The Building on Instructional Practice Series consists of three different events – Building on Discourse, Building on Assessment, Building on Equity – that are designed for teachers with a minimum of one year of experience teaching with CPM instructional materials and who have completed the Foundations for Implementation Series.

Building on Equity

In Building on Equity, participants will learn how to include equitable practices in their classroom and support traditionally underserved students in becoming leaders of their own learning. Essential questions include: How do I shift dependent learners into independent learners? How does my own math identity and cultural background impact my classroom? The focus of day one is equitable classroom culture.

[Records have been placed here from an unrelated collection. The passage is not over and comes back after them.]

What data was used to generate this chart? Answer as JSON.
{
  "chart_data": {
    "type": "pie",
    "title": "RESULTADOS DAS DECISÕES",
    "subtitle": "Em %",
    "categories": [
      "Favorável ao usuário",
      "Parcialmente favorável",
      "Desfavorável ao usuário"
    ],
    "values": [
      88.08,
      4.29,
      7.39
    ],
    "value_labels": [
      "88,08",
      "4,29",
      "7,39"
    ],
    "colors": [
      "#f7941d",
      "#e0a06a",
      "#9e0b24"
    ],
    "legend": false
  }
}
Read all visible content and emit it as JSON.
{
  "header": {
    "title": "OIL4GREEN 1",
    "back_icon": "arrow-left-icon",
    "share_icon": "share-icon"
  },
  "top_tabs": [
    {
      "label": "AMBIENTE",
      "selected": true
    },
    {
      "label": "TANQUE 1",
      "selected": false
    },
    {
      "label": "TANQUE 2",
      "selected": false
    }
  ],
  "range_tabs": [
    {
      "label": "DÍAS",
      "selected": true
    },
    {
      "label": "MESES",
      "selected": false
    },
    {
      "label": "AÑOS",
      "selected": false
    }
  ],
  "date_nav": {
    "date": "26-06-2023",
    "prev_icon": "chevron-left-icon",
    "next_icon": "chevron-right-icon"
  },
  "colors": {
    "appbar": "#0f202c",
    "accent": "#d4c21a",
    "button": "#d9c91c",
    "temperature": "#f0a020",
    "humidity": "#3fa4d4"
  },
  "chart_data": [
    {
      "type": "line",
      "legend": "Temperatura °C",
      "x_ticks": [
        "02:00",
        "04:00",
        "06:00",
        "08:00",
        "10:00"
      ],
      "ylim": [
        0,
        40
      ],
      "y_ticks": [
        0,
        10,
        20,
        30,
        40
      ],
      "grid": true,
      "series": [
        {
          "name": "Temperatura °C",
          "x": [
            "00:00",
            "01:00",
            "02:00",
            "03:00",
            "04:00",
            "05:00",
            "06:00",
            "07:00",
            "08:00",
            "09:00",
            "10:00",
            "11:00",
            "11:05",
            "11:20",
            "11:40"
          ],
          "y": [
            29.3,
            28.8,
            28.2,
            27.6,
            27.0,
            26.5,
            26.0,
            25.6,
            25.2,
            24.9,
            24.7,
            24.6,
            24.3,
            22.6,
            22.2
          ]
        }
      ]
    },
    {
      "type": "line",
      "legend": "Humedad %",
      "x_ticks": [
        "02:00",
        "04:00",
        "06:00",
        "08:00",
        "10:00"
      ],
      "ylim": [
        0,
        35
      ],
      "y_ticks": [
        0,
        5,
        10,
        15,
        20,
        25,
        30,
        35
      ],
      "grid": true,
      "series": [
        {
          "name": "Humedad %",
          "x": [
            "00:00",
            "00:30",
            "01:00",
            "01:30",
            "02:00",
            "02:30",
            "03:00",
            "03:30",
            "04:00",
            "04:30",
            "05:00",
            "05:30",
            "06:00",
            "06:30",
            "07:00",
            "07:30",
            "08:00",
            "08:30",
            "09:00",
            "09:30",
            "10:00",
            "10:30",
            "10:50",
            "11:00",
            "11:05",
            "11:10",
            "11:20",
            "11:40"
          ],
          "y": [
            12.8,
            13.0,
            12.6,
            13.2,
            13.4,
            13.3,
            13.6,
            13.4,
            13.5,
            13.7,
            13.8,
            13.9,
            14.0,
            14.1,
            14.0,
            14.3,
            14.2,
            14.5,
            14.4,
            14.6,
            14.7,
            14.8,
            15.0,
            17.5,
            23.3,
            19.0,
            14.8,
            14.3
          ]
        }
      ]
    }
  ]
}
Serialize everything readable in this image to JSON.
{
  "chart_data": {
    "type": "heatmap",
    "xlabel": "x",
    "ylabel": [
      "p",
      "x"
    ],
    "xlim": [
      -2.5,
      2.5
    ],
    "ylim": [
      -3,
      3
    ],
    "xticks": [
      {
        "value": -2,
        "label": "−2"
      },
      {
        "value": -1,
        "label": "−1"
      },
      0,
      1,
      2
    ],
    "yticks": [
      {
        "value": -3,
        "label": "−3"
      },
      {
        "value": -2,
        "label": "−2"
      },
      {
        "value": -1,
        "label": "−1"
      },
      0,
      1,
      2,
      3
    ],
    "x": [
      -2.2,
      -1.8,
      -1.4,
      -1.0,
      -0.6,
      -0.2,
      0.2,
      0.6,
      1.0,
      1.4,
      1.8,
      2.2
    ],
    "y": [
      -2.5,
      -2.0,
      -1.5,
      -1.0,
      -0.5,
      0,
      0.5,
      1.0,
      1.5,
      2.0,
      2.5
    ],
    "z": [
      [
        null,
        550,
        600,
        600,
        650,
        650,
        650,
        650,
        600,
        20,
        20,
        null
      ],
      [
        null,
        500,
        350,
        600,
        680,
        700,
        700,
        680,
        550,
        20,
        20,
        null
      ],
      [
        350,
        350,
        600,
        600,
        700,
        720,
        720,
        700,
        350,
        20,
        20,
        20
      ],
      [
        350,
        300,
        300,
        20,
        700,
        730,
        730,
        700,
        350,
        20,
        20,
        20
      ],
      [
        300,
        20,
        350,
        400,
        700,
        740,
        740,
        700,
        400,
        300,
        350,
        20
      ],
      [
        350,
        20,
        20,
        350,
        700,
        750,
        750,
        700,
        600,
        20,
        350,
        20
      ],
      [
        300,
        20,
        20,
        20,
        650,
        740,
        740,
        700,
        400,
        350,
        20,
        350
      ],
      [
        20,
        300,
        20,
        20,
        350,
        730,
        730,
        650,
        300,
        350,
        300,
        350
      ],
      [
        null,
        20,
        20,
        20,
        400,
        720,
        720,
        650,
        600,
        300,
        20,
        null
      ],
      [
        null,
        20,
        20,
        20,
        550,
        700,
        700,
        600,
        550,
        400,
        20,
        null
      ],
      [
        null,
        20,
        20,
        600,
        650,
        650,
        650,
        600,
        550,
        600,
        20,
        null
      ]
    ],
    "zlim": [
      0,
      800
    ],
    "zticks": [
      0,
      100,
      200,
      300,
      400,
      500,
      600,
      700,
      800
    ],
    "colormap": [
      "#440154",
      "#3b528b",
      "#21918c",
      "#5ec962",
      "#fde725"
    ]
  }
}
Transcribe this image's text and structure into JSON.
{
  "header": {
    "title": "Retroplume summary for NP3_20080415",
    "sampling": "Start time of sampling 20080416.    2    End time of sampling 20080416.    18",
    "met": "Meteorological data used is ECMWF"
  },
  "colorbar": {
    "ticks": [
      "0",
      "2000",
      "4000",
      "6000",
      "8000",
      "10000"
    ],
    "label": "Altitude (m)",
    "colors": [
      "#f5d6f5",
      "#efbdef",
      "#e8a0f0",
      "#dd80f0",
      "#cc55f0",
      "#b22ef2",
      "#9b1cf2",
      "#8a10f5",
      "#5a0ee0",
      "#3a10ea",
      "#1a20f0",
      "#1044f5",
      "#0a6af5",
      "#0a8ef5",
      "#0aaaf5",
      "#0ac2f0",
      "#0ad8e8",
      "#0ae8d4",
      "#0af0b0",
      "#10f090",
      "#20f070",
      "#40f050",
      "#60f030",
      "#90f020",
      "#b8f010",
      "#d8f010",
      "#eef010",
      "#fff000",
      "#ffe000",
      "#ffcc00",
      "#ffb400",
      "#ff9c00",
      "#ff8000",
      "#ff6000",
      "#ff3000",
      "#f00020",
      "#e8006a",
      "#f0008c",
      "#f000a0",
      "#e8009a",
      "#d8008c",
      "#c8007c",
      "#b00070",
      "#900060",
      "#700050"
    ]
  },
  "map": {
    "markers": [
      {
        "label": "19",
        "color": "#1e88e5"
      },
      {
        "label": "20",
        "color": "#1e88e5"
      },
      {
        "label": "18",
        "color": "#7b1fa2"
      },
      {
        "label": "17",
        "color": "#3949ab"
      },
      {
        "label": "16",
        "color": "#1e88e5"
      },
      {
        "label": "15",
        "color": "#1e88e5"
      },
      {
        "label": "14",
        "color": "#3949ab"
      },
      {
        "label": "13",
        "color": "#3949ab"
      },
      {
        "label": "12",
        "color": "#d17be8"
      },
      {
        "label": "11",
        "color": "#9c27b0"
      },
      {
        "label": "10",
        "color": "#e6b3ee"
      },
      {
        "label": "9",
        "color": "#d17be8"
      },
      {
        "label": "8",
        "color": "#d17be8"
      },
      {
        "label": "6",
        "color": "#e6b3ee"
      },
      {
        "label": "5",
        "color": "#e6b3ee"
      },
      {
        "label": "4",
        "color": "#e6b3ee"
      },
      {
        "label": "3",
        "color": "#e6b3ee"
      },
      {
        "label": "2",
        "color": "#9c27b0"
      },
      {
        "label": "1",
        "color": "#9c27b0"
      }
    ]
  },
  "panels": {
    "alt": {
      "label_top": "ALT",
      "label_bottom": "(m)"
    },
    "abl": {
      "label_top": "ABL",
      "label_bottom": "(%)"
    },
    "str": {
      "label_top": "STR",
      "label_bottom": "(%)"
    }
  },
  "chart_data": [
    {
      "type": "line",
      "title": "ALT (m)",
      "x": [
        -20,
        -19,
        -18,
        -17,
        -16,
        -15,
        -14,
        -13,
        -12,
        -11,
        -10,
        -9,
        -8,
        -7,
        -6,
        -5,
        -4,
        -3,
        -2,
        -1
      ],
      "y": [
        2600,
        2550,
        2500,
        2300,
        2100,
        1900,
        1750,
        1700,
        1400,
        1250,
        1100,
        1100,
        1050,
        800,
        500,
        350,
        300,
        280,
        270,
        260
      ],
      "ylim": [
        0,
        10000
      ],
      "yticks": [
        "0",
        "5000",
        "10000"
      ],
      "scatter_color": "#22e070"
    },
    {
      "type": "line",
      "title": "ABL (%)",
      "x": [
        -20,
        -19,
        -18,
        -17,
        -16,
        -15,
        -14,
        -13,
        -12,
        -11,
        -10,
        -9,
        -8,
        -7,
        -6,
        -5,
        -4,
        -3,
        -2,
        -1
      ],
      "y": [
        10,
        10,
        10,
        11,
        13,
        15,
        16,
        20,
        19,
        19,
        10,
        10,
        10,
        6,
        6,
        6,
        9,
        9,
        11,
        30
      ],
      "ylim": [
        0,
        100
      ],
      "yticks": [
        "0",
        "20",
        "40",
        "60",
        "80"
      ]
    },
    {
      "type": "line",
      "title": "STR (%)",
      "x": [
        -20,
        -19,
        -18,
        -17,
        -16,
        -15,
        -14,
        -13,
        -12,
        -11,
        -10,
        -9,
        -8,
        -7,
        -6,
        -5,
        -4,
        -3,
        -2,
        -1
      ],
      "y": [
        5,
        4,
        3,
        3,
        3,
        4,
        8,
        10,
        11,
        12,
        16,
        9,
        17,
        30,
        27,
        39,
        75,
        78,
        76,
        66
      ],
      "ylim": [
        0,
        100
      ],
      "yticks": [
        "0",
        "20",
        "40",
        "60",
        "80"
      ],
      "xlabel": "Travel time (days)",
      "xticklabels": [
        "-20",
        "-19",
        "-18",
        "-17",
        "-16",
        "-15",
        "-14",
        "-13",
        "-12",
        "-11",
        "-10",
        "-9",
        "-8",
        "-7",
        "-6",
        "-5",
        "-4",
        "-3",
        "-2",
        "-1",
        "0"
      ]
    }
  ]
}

Participants will reflect on how their math identity and mindsets impact student learning. They will begin working on a plan for Chapter 1 that creates an equitable classroom culture. The focus of day two and three is implementing equitable tasks. Participants will develop their use of the 5 Practices for Orchestrating Meaningful Mathematical Discussions and curate strategies for supporting all students in becoming leaders of their own learning. Participants will use an equity lens to reflect on and revise their Chapter 1 lesson plans.

Building on Assessment

In Building on Assessment, participants will apply assessment research and develop methods to provide feedback to students and inform equitable assessment decisions. On day one, participants will align assessment practices with learning progressions and the principle of mastery over time as well as write assessment items. During day two, participants will develop rubrics, explore alternate types of assessment, and plan for implementation that supports student ownership. On the third day, participants will develop strategies to monitor progress and provide evidence of proficiency with identified mathematics content and practices. Participants will develop assessment action plans that will encourage continued collaboration within their learning community.

Building on Discourse

In Building on Discourse, participants will improve their ability to facilitate meaningful mathematical discourse. This learning experience will encourage participants to adjust their instructional practices in the areas of sharing math authority, developing independent learners, and the creation of equitable classroom environments. Participants will plan for student learning by using teaching practices such as posing purposeful questioning, supporting productive struggle, and facilitating meaningful mathematical discourse. In doing so, participants learn to support students collaboratively engaged with rich tasks with all elements of the Effective Mathematics Teaching Practices incorporated through intentional and reflective planning.